A growing number of retailers are reaching out to CAAR for their specific business concerns, such as regulatory approvals, zoning and general inquiries about business and compliance issues. CAAR’s goal is to remain informed and proactive across all crop inputs in support of all types of retailers.
“Building on our existing relationships, and establishing new contacts in the industry and in government are the channels that help CAAR respond to member concerns and issues quickly,” says Delaney Ross Burtnack, president and CEO of CAAR.
CAAR will keep working with Fertilizer Canada and other industry groups to make agri-retailers’ voices heard with regard to the proposed changes to B620 and B622 standards for anhydrous ammonia tanks. CAAR believes the proposed changes will negatively impact retailers and we will continue to work to protect members’ bottom lines.
Another ongoing industry issue CAAR worked on last year is pesticide registration and restriction. CAAR will continue to represent its members on the National Steering Committee as they work to develop policies and methodologies to manage the use of products which have limited acceptance outside of Canada.
CAAR is the perfect partner for agri-retailers to have in their corner going forward. We are ready to support and communicate and advocate on their behalf.
CAAR is currently developing revision 6.0 to the Nurse Tank Safety Program. “We would love to get feedback from our members on how they think we could go forward with the NTSP program,” says Burtnack. She encourages interested retailers to contact CAAR in the coming months with suggestions on how to revise the manual to make it more user-friendly.
CAAR is excited to expand its membership to new groups, and to welcome new members into the association in 2017. This year, CAAR will expand its membership to certified seed retailers. CAAR has already partnered with the Canadian Seed Growers’ Association (CSGA) to offer their training course to certified retailers, and is excited to welcome them into the fold.
“We’ve recognized that the folks growing certified seed are oftentimes also operating a retail business,” says Burtnack. “Once the seed leaves the farm, certified seed retailers are selling them directly to farmers or to other retailers.”
While certified seed retailers are part of other associations like CSGA, CAAR will be able to provide them with services to address their specific needs as a retailer.
CAAR is also expanding its membership to farm advisors. Last year, CAAR reached out to the Canadian Association of Farm Advisors to discuss how the two organizations could expand their relationship for mutual benefits.
“Both retailers and farm advisors have been sitting down at the proverbial table with producers, but not together at the same time,” says Burtnack. “By extending CAAR membership to advisors, these two groups will be able to gain a greater understanding of each other to better serve their common customer — the producer.”
CAAR staff will continue to develop an internal membership support team, which will be structured to better support the membership in its training, communications, events, advocacy, staffing and supply needs.

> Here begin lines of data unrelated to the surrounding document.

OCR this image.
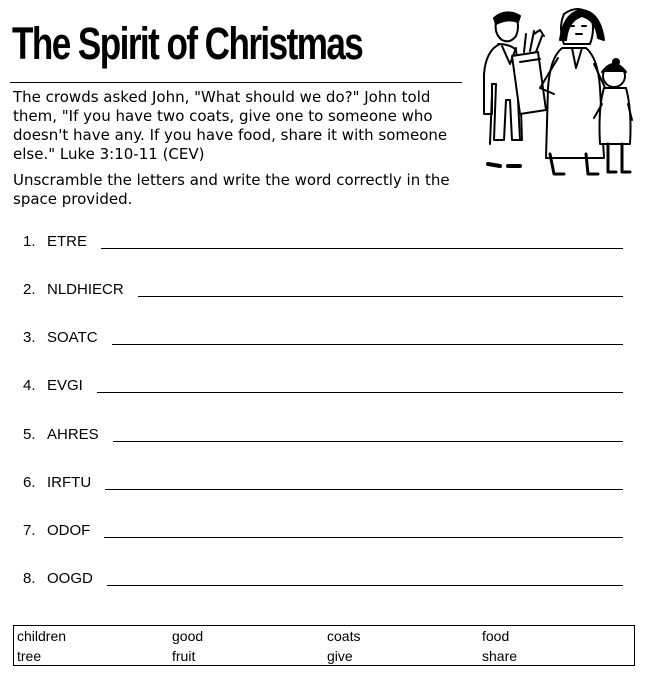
The Spirit of Christmas
The crowds asked John, "What should we do?" John told them, "If you have two coats, give one to someone who doesn't have any. If you have food, share it with someone else." Luke 3:10-11 (CEV)
Unscramble the letters and write the word correctly in the space provided.
1. ETRE
2. NLDHIECR
3. SOATC
4. EVGI
5. AHRES
6. IRFTU
7. ODOF
8. OOGD
children	good	coats	food
tree	fruit	give	share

“Agri-retailers must remain the trusted expert for their customers, and it is CAAR’s primary purpose to ensure they do,” says Burtnack. “Our member support team will continue to fine-tune our services to the benefit of our members and offer broad-reaching, proactive participation on issues that impact Canadian agri-retailers.”
Open Lines of Communication
Strengthening connections across the agriculture industry will help CAAR do more for its membership, as we learn fresh perspectives from new sources and bring that information together for the benefit of agri-retailers. A wide array of perspectives in the organization also translates to a strong board of directors.

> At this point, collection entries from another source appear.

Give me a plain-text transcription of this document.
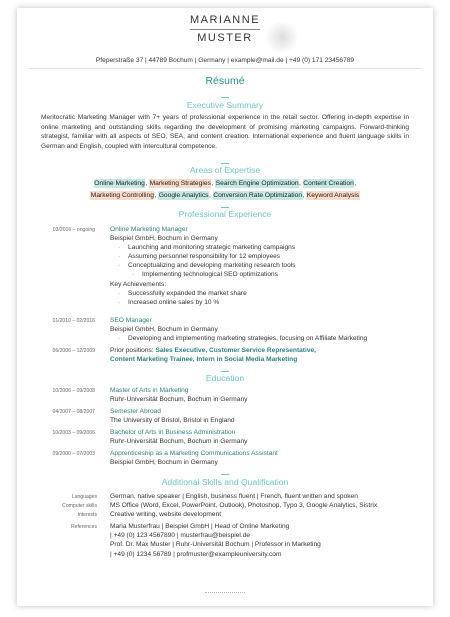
MARIANNE
MUSTER
Pfeperstraße 37 | 44789 Bochum | Germany | example@mail.de | +49 (0) 171 23456789
Résumé
Executive Summary
Meritocratic Marketing Manager with 7+ years of professional experience in the retail sector. Offering in-depth expertise in online marketing and outstanding skills regarding the development of promising marketing campaigns. Forward-thinking strategist, familiar with all aspects of SEO, SEA, and content creation. International experience and fluent language skills in German and English, coupled with intercultural competence.
Areas of Expertise
Online Marketing, Marketing Strategies, Search Engine Optimization, Content Creation,
Marketing Controlling, Google Analytics, Conversion Rate Optimization, Keyword Analysis
Professional Experience
03/2016 – ongoing Online Marketing Manager
Beispiel GmbH, Bochum in Germany
· Launching and monitoring strategic marketing campaigns
· Assuming personnel responsibility for 12 employees
· Conceptualizing and developing marketing research tools
· Implementing technological SEO optimizations
Key Achievements:
· Successfully expanded the market share
· Increased online sales by 10 %
01/2010 – 02/2016 SEO Manager
Beispiel GmbH, Bochum in Germany
· Developing and implementing marketing strategies, focusing on Affiliate Marketing
06/2006 – 12/2009 Prior positions: Sales Executive, Customer Service Representative,
Content Marketing Trainee, Intern in Social Media Marketing
Education
10/2006 – 09/2008 Master of Arts in Marketing
Ruhr-Universität Bochum, Bochum in Germany
04/2007 – 08/2007 Semester Abroad
The University of Bristol, Bristol in England
10/2003 – 09/2006 Bachelor of Arts in Business Administration
Ruhr-Universität Bochum, Bochum in Germany
09/2000 – 07/2003 Apprenticeship as a Marketing Communications Assistant
Beispiel GmbH, Bochum in Germany
Additional Skills and Qualification
Languages German, native speaker | English, business fluent | French, fluent written and spoken
Computer skills MS Office (Word, Excel, PowerPoint, Outlook), Photoshop, Typo 3, Google Analytics, Sistrix
Interests Creative writing, website development
References Maria Musterfrau | Beispiel GmbH | Head of Online Marketing
| +49 (0) 123 4567890 | musterfrau@beispiel.de
Prof. Dr. Max Muster | Ruhr-Universität Bochum | Professor in Marketing
| +49 (0) 1234 56789 | profmuster@exampleuniversity.com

“The staff and board have an ambitious plan to be the voice of agri-retailers in Canada, but to achieve that, we need your help,” says Martin Kiefer, chair of the CAAR Board of Directors. “Talk to any of us and share your thoughts and opinions to help shape CAAR for the future.”
The CAAR staff and board have an ambitious plan to be the voice of agri-retailers in Canada, but to achieve that, we need your help.
Kiefer encourages members to keep open lines of communication with the board, and to not be apprehensive about contacting a board member.
“The board is a diverse group both regionally and by business. This means we can provide insight to the issues that affect agri-retailers across Canada,” he says. “The board worksav to ensure that CAAR is addressing all of those issues directly or indirectly. We’re a checkpoint to make sure the CAAR team is delivering on the mandate granted to us by our members.”
With a new year comes new opportunities, and CAAR looks forward to maximizing them to help its members.
“CAAR is the perfect partner for agri-retailers to have in their corner going forward,” says Burtnack. “2016 was a year full of innovation, advancement, and of course, challenges. 2017 promises to bring more of all of those things.
“CAAR is ready to support and communicate and advocate on behalf of agri-retailers. Doing everything we can to help Canadian agri-retailers succeed in this industry of immeasurable importance will always be our goal and our duty.”